0271-626499 redaksi.timlo@gmail.com
Timlo.net

Puluhan Tokoh Umat Islam Temui Wawali Soal Sengketa Sriwedari

Solo – Sejumlah organisasi masyarakat (ormas) Islam menemui Wakil Walikota Solo Achmad Purnomo di kediamannya di kawasan Baron terkait rencana pembangunan Masjid Taman Sriwedari Surakarta (MTSS), Kamis (1/2) malam di tanah Hak Pakai (HP) 40 dan 41. Mereka meminta agar Pemerintah Kota Solo menunda acara peletakan batu pertama yang dijadwalkan pada Senin (5/1) di lokasi pembangunan.

“Kemarin kita sudah temui Pak Purnomo.

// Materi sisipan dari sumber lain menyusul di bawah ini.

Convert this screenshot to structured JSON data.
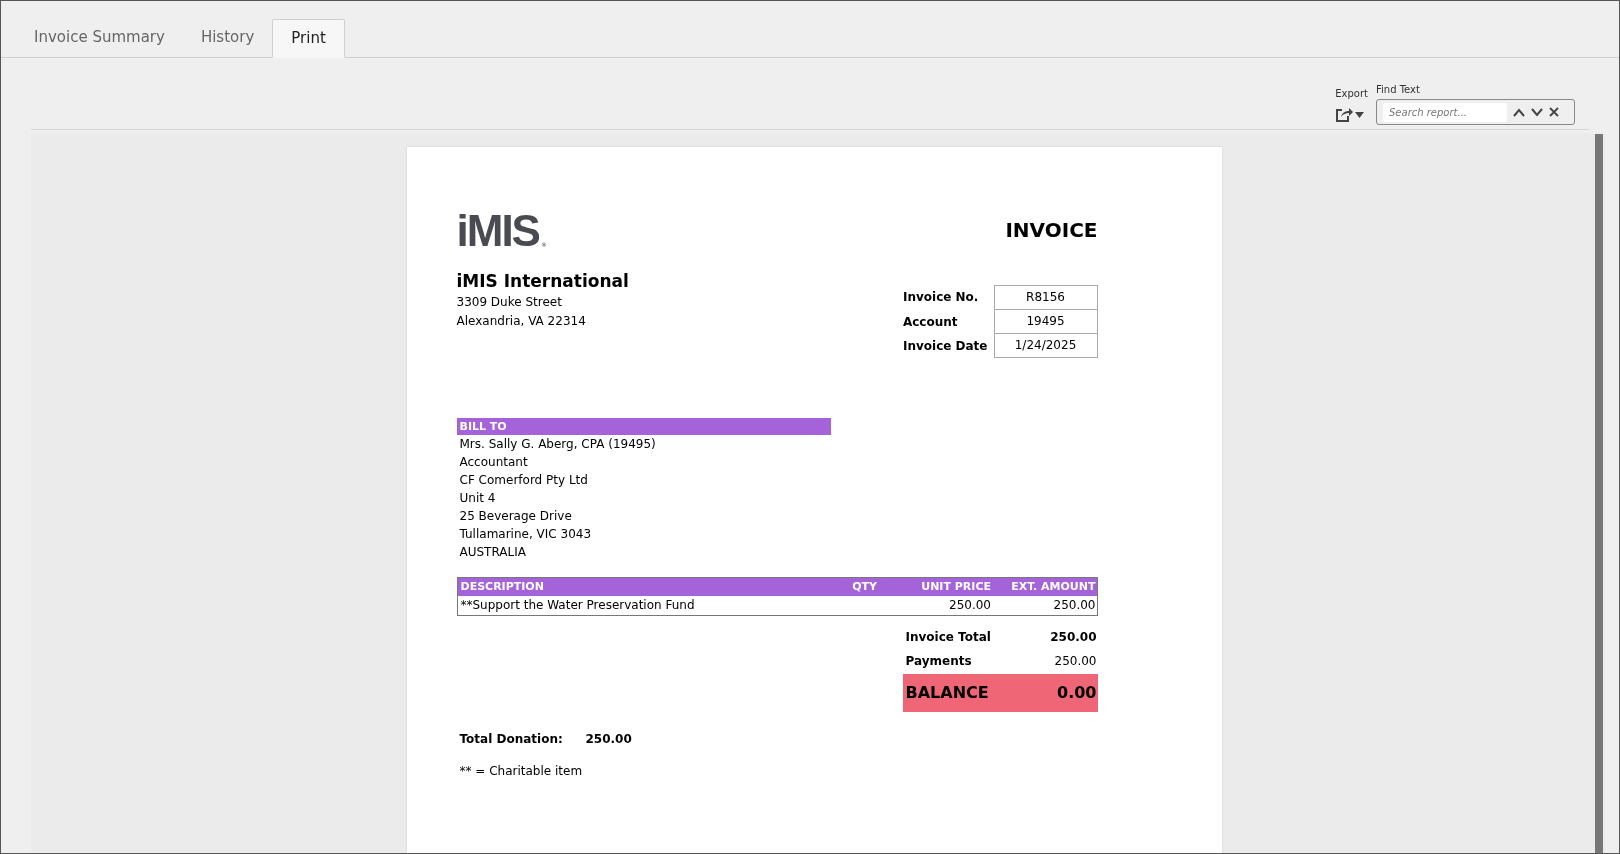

Salah satu sesepuh yang ikut ada KH Muhammad Halim dari Pondok Takmirul Islam,” kata Divisi Humas Dewan Syariat Kota Surakarta, (DSKS) Endro Purnomo melalui telefon, Jumat (2/2).

Menurut Endro, pertemuan kemarin malam setidaknya diikuti 20 ormas maupun kelompok pengajian Islam di Solo. Mereka mempersoalkan status tanah Sriwedari yang dimiliki Pemkot berdasarkan HP 40 dan 41. Padahal menurut Putusan Mahkamah Agung (MA) No 3249 K/Pdt/2012, ahli waris dinyatakan berhak atas lahan Sriwedari yang mencakup lokasi pembangunan MTSS. Pembangunan masjid di lahan tersebut dikhawatirkan menimbulkan masalah hukum di kemudian hari.

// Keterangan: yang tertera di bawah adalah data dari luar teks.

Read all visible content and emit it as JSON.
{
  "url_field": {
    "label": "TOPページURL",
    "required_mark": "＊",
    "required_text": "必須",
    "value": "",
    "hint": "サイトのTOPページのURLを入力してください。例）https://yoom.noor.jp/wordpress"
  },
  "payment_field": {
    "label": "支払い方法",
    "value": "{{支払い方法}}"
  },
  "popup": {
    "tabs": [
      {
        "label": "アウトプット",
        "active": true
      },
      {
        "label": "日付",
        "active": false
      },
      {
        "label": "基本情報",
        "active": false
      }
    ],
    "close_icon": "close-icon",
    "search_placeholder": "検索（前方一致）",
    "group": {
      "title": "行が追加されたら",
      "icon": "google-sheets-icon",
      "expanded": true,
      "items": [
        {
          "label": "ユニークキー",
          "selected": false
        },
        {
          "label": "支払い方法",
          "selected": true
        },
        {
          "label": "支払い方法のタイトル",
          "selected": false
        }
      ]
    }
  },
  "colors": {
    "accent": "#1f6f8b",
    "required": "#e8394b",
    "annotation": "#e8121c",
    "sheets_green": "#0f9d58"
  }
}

“Karena Pak Pur tidak bisa menjelaskan, beliau memanggil Kepala Bagian Hukum Pemkot Solo Pak Yohanes Pramono. Pak Pram menjelaskan bagaimana prosesnya Pemkot bisa mendapat sertifikat Hak Pakai,” kata dia.

Meski telah mendapat penjelasan dari Pramono, Endro menilai HP 40 dan 41 yang menjadi dasar Pemkot Solo membangun MTSS sangat lemah. Paslanya, saat ini, pihak ahli waris sudah memegang Surat Permohonan Pelaksanaan Eksekusi dan Penetapan Pengadilan Negeri Surakarta No 10/PEN.PDT/EKSEKUSI/2015/PN.SURAKARTA.

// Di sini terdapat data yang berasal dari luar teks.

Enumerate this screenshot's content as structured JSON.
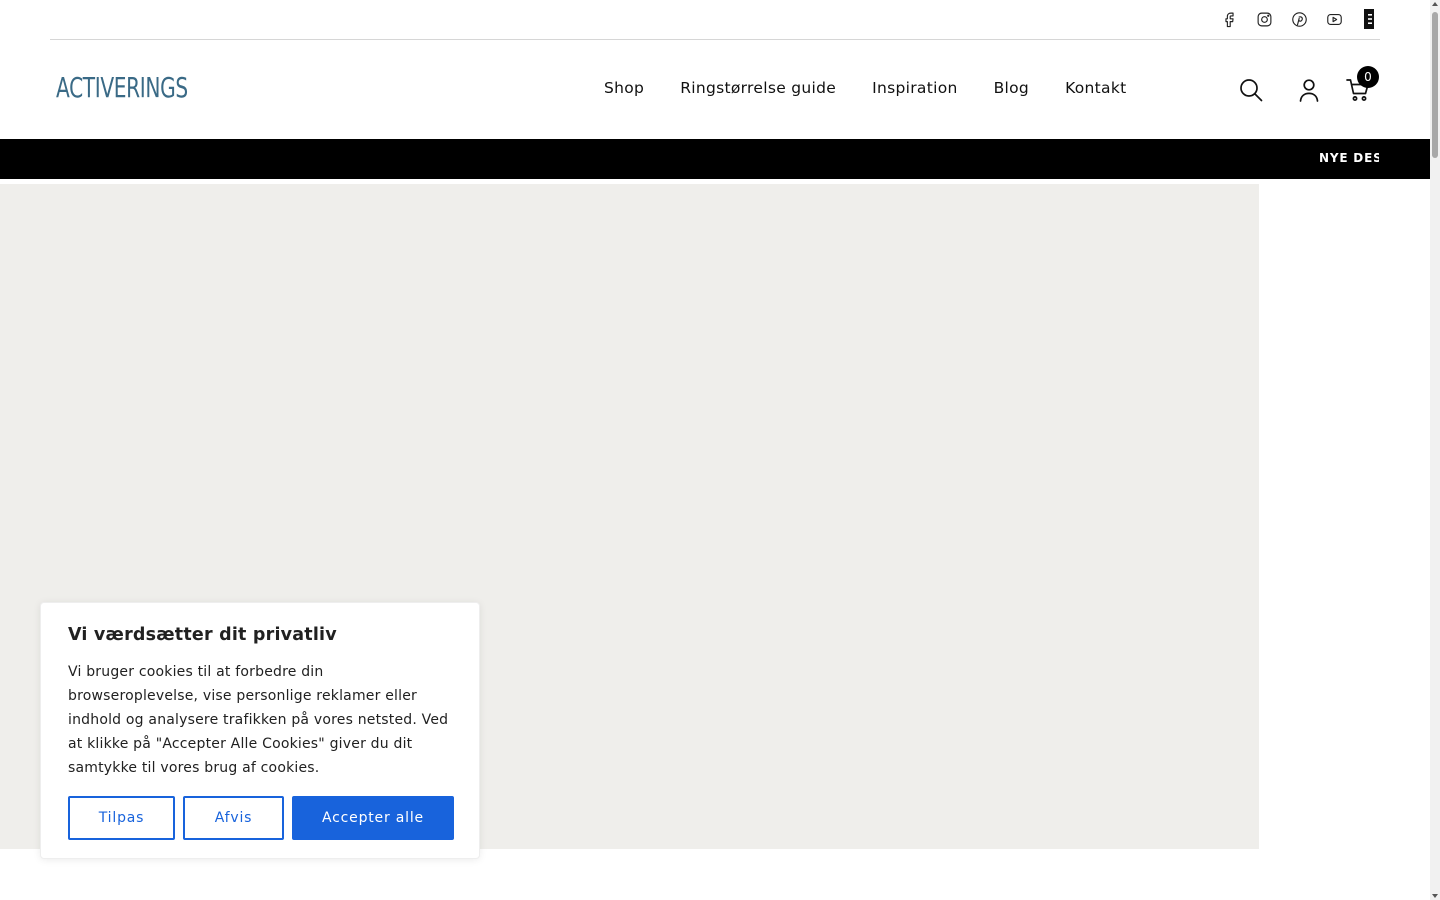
{
  "social": {
    "icons": [
      "facebook-icon",
      "instagram-icon",
      "pinterest-icon",
      "youtube-icon",
      "bookmark-icon"
    ]
  },
  "header": {
    "logo": "ACTIVERINGS",
    "nav": [
      "Shop",
      "Ringstørrelse guide",
      "Inspiration",
      "Blog",
      "Kontakt"
    ],
    "cart_count": "0",
    "icons": [
      "search-icon",
      "user-icon",
      "cart-icon"
    ]
  },
  "announcement": {
    "text": "NYE DESI"
  },
  "cookie": {
    "title": "Vi værdsætter dit privatliv",
    "body": "Vi bruger cookies til at forbedre din browseroplevelse, vise personlige reklamer eller indhold og analysere trafikken på vores netsted. Ved at klikke på \"Accepter Alle Cookies\" giver du dit samtykke til vores brug af cookies.",
    "customize_label": "Tilpas",
    "reject_label": "Afvis",
    "accept_label": "Accepter alle"
  },
  "colors": {
    "brand": "#3a6a86",
    "accent": "#1863dc",
    "hero_bg": "#efeeeb",
    "announcement_bg": "#000000"
  }
}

“Bahkan dari pengadilan sudah mengeluarkan peringatan kepada Pemkot untuk segera mengosongkan Sriwedari,” kata dia.

Sementara itu, Wakil Walikota Solo, Achmad Purnomo membenarkan adanya pertemuan tersebut. Menurutnya, ia selaku Ketua Umum Panitia Pembangunan MTSS sudah berusaha bekerja maksimal dan melibatkan semua pihak. Namun ia tak bisa memutuskan untuk melibatkan ahli waris dalam pembangunan MTSS sebagaimana didorong oleh banyak pihak.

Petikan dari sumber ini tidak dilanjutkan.